Mentre osservavo le membra scheletriche di quell'emaciato bimbo di sei anni, cercavo di immaginare come avrebbe reagito un estraneo che non fosse al corrente del funzionamento dell'assistenza sanitaria fornita dalla Russia all'infanzia abbandonata. L'ipotetico estraneo si sarebbe stupito di constatare che nessuno degli esperti, seduti attorno al tavolo da tè, prendeva il telefono e chiamava la polizia per denunciare un grave caso di maltrattamento ai danni di un minore. Al contrario, tutti i presenti sapevano benissimo che il modo in cui Vanja era stato trattato veniva considerato accettabile dallo stato e assolutamente legale. Negli istituti gestiti dallo stato la colpa delle proprie deplorevoli condizioni era sempre del bambino: era colpa sua se era malato o idiota. Non solo: secondo il punto di vista ufficiale, le istituzioni non sbagliavano mai. In compenso, tutti noi avevamo un'opinione diametralmente opposta: era il sistema a ridurre il bambino intelligente a un invalido scheletrico.La mia reazione è stata proprio quella dell'estraneo a cui si fa riferimento a pag.182 del libro ed ho reagito così solo leggendo la storia di Vanja, figuriamoci se fossi stata testimone diretta delle sue condizioni come lo sono state Vika e Sarah.
Un ultimo stralcio e poi credo che non serva dire altro:
Sarah era sconvolta: "Quello che accade in questi orfanotrofi è criminale. Accolgono i bambini prematuri e li trasformano in storpi. Invece di incoraggiarli a camminare impediscono loro di muoversi. Li confinano nei lettini o in girelli legati al box, dove restano immobili con le gambe ripiegate sotto il corpo".Nel leggere i tanti ostacoli che si sono presenti ed il lungo lasso di tempo che è stato necessario per strappare Vanja a quella terrificante struttura ammetto di essermi innervosita, indignata, intristita, commossa... ma alla fine l'epilogo fa riapparire un barlume di fiducia... Vanja ce l'ha fatta, ma quanti sono stati i bambini che, invece, non sono mai usciti da strutture come la Casa numero 10 se non in una bara?

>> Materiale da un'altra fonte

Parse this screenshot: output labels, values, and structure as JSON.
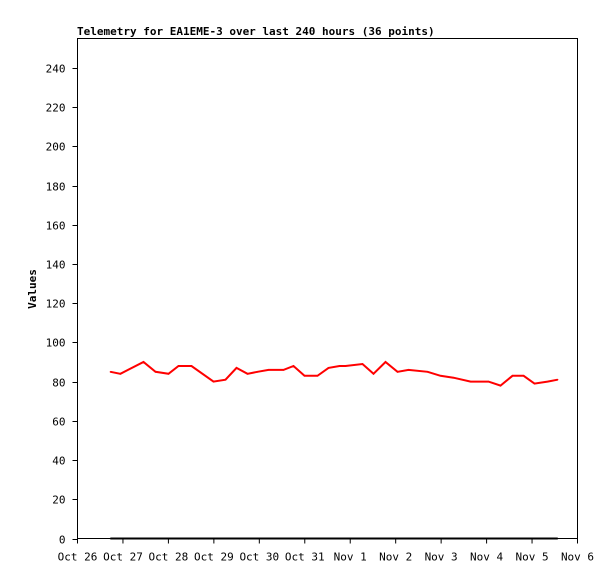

E' un libro che consiglio di leggere per riflettere... e per apprezzare ancora di più la vita. Più di quanto ognuno non faccia già.
L'ho comprato in occasione di una vendita di libri a peso per 2,55 euro e si tratta di una toccante testimonianza che non risparmia dettagli così come non si risparmia di dispensare emozioni.
E' uno di quei libri che, senza dubbio, non dimenticherò.